Le professeur Virdin soutient que les pays d’Afrique de l’Ouest devraient examiner les conditions de leurs accords de pêche avec les sociétés étrangères en vue de leur renégociation possible.
Il écrit pour China Dialogue Ocean : « Ils peuvent par exemple souhaiter augmenter les droits d’accès, prioriser les flottes locales de petite échelle et/ou alternativement limiter la pêche industrielle. En même temps, les sociétés de pêche pourraient devoir considérer de façon critique la viabilité de leurs opérations, en particulier dans les endroits tels que la Sierra Leone où il semble qu’elles aient perdu de l’argent en 2017. »
La « cécité de la richesse »
Ian Ralby, expert en sécurité maritime et PDG d’I.R. Consilium, déclare à ADF dans un email qu’il convient que les états d’Afrique de l’Ouest doivent réévaluer leurs engagements avec les « flottes étrangères de toute sorte », y compris celles de l’Union européenne.
Mais il déclare que de nombreux pays africains souffrent de la « cécité de la richesse », selon laquelle les responsables ne comprennent pas tout à fait la valeur de leurs eaux. Ceci, combiné à la nature opaque de nombreux accords de pêche, conduit souvent à « de mauvais contrats, des droits très faibles et une perte sèche de la richesse de l’état ».
Selon lui, « ceci est compliqué davantage par le problème souvent omniprésent de la corruption et des pots-de-vin offerts directement par certains acteurs de pêche étrangers ».

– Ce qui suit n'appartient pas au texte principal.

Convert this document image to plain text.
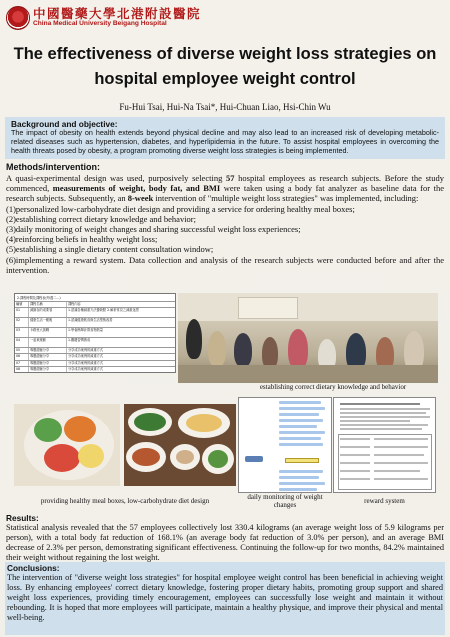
中國醫藥大學北港附設醫院
China Medical University Beigang Hospital
The effectiveness of diverse weight loss strategies on
hospital employee weight control
Fu-Hui Tsai, Hui-Na Tsai*, Hui-Chuan Liao, Hsi-Chin Wu
Background and objective:
The impact of obesity on health extends beyond physical decline and may also lead to an increased risk of developing metabolic-related diseases such as hypertension, diabetes, and hyperlipidemia in the future. To assist hospital employees in overcoming the health threats posed by obesity, a program promoting diverse weight loss strategies is being implemented.
Methods/intervention:

A quasi-experimental design was used, purposively selecting 57 hospital employees as research subjects. Before the study commenced, measurements of weight, body fat, and BMI were taken using a body fat analyzer as baseline data for the research subjects. Subsequently, an 8-week intervention of "multiple weight loss strategies" was implemented, including:

(1)personalized low-carbohydrate diet design and providing a service for ordering healthy meal boxes;
(2)establishing correct dietary knowledge and behavior;
(3)daily monitoring of weight changes and sharing successful weight loss experiences;
(4)reinforcing beliefs in healthy weight loss;
(5)establishing a single dietary content consultation window;
(6)implementing a reward system. Data collection and analysis of the research subjects were conducted before and after the intervention.
2.課程時間及課程表(每週二...)
編號	課程名稱	課程內容
01	減肺存的成要領	1.認識各種減重方法優缺點 2.解析常見之減重迷思
02	健康生活一應報	1.認識健康飲食與生活型態改善
03	卡路里大挑戰	1.學會簡單計算食物熱量
04	一起來運動	1.關鍵習慣養成
05	專題經驗分享	分享成功案例的減重方式
06	專題經驗分享	分享成功案例的減重方式
07	專題經驗分享	分享成功案例的減重方式
08	專題經驗分享	分享成功案例的減重方式
establishing correct dietary knowledge and behavior
providing healthy meal boxes, low-carbohydrate diet design	daily monitoring of weight changes	reward system
Results:

Statistical analysis revealed that the 57 employees collectively lost 330.4 kilograms (an average weight loss of 5.9 kilograms per person), with a total body fat reduction of 168.1% (an average body fat reduction of 3.0% per person), and an average BMI decrease of 2.3% per person, demonstrating significant effectiveness. Continuing the follow-up for two months, 84.2% maintained their weight without regaining the lost weight.

Conclusions:

The intervention of "diverse weight loss strategies" for hospital employee weight control has been beneficial in achieving weight loss. By enhancing employees' correct dietary knowledge, fostering proper dietary habits, promoting group support and shared weight loss experiences, providing timely encouragement, employees can successfully lose weight and maintain it without rebounding. It is hoped that more employees will participate, maintain a healthy physique, and improve their physical and mental well-being.
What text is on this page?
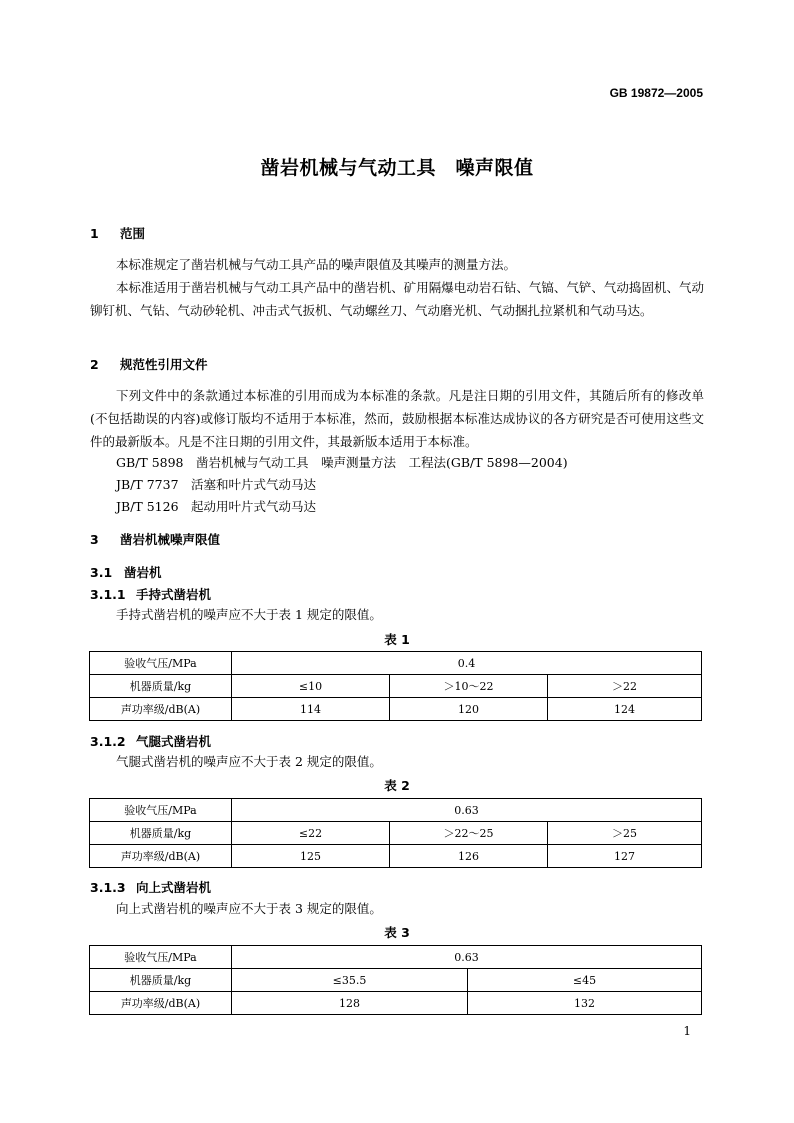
GB 19872—2005
凿岩机械与气动工具　噪声限值
1 范围
本标准规定了凿岩机械与气动工具产品的噪声限值及其噪声的测量方法。
本标准适用于凿岩机械与气动工具产品中的凿岩机、矿用隔爆电动岩石钻、气镐、气铲、气动捣固机、气动铆钉机、气钻、气动砂轮机、冲击式气扳机、气动螺丝刀、气动磨光机、气动捆扎拉紧机和气动马达。
2 规范性引用文件
下列文件中的条款通过本标准的引用而成为本标准的条款。凡是注日期的引用文件，其随后所有的修改单(不包括勘误的内容)或修订版均不适用于本标准，然而，鼓励根据本标准达成协议的各方研究是否可使用这些文件的最新版本。凡是不注日期的引用文件，其最新版本适用于本标准。
GB/T 5898　凿岩机械与气动工具　噪声测量方法　工程法(GB/T 5898—2004)
JB/T 7737　活塞和叶片式气动马达
JB/T 5126　起动用叶片式气动马达
3 凿岩机械噪声限值
3.1 凿岩机
3.1.1 手持式凿岩机
手持式凿岩机的噪声应不大于表 1 规定的限值。
表 1
验收气压/MPa	0.4		
机器质量/kg	≤10	＞10～22	＞22
声功率级/dB(A)	114	120	124
3.1.2 气腿式凿岩机
气腿式凿岩机的噪声应不大于表 2 规定的限值。
表 2
验收气压/MPa	0.63		
机器质量/kg	≤22	＞22～25	＞25
声功率级/dB(A)	125	126	127
3.1.3 向上式凿岩机
向上式凿岩机的噪声应不大于表 3 规定的限值。
表 3
验收气压/MPa	0.63	
机器质量/kg	≤35.5	≤45
声功率级/dB(A)	128	132
1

Il ajoute qu’il est improbable que les flottes de pêche étrangères abandonnent prochainement les eaux d’Afrique de l’Ouest, même dans les zones telles que la Sierra Leone où elles ont perdu de l’argent.
« La Chine en particulier suit une stratégie visant à utiliser sa flotte de pêche en eaux distantes pour projeter sa présence. [Elle] a écrit dans sa stratégie de 2010 : “l’occupation crée des droits et des intérêts”. Leur intérêt à occuper les eaux de la planète ne concerne pas seulement la valeur économique que cela leur apporte, mais potentiellement les intérêts et les droits souverains qui peuvent s’accumuler du fait de cette présence. Il y a d’autres facteurs, en plus de l’argent, qui peuvent être considérés. »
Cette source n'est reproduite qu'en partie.